Paulo Roberto Figueiredo de Oliveira, better known as Paulinho Boca de Cantor (born June 28, 1946, Santa Inês, Bahia, Brazil), is a Brazilian singer and composer. He was a founding member of the band Novos Baianos, and performed with them from 1969 to 1979.

==Career==
===Novos Baianos===
Boca de Cantor began as the lead singer of the group Orquesta Avanço that formed in Salvador, Bahia, Brazil in the interior of Bahia. In 1969 he founded the band, Novos Baianos, alongside Pepeu Gomes, Baby Consuelo, Luiz Galvão, and Moraes Moreira. He was one of the principal composers of the group along with Luiz Galvão. As a member of Novos Baianos, he released 10 studio albums, including Acabou Chorare, which has been considered to be the best Brazilian album of all time. In 1976 he released the Trio Elétrico dos Novos Baianos. This marked the first time vocals had been included in an electric trio and influenced the format of the genre since vocals became a staple thereafter. He began his solo career in 1979 with the disbanding of Novos Baianos.

===Solo career===
He released his first solo album, Paulinho Boca de Cantor - Bom de Chinfra e Bom de Amor, in 1979 and featured collaboration with Gilberto Gil and Luiz Galvão on the track “Que bom prato é vatapá”. 1981 marked one of the high points of his solo career with the release of Valeu, one of the best selling independent albums in Brazilian history. In 1983, he played in Rome in the show Bahia de Todos os Sambas, alongside Gal Costa, Caetano Veloso, and João Gilberto. In the following years he signed a contract with EMI and recorded three albums.

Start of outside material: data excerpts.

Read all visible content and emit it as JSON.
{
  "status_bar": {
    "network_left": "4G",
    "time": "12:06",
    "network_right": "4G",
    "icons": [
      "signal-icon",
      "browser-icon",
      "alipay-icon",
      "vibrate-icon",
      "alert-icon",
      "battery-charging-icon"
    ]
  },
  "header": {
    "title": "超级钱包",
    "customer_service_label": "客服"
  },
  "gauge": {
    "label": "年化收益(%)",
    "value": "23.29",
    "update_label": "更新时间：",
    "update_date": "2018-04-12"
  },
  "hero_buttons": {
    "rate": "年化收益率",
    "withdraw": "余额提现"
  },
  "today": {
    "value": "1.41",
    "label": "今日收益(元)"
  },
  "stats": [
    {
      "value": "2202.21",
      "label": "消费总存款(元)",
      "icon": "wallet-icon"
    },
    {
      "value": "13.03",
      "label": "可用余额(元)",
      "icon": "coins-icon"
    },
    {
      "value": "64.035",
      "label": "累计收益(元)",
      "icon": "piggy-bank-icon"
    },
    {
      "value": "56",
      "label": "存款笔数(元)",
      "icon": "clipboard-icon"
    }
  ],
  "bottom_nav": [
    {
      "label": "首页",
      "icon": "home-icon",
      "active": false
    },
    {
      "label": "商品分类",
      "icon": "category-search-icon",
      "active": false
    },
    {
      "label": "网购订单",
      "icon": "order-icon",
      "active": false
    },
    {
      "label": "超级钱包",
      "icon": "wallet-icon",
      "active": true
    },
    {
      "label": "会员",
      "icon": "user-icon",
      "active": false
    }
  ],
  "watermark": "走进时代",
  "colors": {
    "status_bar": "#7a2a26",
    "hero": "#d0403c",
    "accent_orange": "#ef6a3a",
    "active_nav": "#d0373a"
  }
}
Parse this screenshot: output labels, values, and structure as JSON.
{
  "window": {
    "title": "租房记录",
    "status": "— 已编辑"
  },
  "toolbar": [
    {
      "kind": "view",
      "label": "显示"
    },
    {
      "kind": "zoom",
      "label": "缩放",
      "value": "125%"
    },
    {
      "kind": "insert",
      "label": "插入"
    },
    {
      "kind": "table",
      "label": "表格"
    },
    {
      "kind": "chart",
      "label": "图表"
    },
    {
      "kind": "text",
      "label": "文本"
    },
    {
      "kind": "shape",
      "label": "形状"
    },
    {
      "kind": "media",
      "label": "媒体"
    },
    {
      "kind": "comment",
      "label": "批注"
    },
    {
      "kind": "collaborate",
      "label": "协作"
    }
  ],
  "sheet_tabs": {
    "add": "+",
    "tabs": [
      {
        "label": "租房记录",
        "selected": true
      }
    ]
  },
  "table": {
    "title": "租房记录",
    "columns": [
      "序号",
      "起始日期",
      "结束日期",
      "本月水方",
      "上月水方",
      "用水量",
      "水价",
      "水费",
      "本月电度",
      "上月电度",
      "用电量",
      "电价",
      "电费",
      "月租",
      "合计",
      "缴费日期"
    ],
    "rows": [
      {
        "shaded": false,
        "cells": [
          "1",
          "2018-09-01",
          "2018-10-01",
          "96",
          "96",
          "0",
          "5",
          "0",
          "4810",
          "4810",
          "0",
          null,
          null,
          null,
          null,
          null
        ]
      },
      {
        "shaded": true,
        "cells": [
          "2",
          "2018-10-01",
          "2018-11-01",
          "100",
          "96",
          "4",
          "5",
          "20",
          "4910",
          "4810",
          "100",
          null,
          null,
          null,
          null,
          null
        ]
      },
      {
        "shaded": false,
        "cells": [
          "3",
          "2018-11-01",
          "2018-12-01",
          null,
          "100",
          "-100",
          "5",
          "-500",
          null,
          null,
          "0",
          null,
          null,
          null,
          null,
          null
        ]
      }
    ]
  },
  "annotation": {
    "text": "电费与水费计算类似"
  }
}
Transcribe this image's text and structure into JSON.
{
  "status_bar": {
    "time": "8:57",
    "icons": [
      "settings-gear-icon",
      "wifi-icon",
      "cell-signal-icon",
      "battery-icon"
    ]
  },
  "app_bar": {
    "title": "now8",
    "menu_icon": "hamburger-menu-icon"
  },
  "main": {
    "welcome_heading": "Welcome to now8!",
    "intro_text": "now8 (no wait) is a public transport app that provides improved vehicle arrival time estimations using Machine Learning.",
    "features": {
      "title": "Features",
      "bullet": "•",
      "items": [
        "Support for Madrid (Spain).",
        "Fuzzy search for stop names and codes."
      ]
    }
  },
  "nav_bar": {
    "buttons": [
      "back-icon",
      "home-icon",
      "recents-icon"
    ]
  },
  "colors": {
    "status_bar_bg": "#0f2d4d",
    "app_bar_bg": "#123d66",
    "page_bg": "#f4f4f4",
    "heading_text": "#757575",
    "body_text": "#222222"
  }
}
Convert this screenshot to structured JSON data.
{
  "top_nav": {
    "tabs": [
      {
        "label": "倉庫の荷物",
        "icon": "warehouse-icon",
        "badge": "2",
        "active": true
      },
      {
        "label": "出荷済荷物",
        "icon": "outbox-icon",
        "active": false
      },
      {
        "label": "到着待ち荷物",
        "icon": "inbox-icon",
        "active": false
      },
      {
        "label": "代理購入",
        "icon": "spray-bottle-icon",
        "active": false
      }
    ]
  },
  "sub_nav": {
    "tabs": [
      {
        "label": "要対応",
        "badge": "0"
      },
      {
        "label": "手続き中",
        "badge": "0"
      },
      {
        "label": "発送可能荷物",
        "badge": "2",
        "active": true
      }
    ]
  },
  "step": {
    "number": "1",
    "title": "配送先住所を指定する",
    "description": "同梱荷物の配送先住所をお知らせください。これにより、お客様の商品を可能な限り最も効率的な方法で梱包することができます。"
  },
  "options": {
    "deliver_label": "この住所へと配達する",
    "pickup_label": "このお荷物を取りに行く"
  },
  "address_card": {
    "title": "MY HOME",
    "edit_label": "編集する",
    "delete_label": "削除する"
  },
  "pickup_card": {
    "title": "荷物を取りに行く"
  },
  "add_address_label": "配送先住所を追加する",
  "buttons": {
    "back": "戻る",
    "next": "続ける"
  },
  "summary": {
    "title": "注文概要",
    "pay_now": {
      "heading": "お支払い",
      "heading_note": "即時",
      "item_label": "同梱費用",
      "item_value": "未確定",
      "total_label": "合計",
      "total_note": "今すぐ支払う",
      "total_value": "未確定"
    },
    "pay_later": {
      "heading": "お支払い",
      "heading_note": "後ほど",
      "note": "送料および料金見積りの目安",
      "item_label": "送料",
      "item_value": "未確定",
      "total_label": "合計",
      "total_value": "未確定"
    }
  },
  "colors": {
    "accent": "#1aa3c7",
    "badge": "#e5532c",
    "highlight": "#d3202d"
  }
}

He founded Associação Bahiana de Artistas Independentes (Bahian Association of Independent Artists, ABAI). In 1997 he reunited with Novos Baianos and released the disc Infinito Circular on the label Som Livre. The same year also featured live shows with the band including, "Noite Brasileira" in the Montreux Jazz Festival in Montreux, Switzerland. In 2000, he became a researcher of the history of Brazilian Music, and in 2008 recorded a special for TVE Bahia.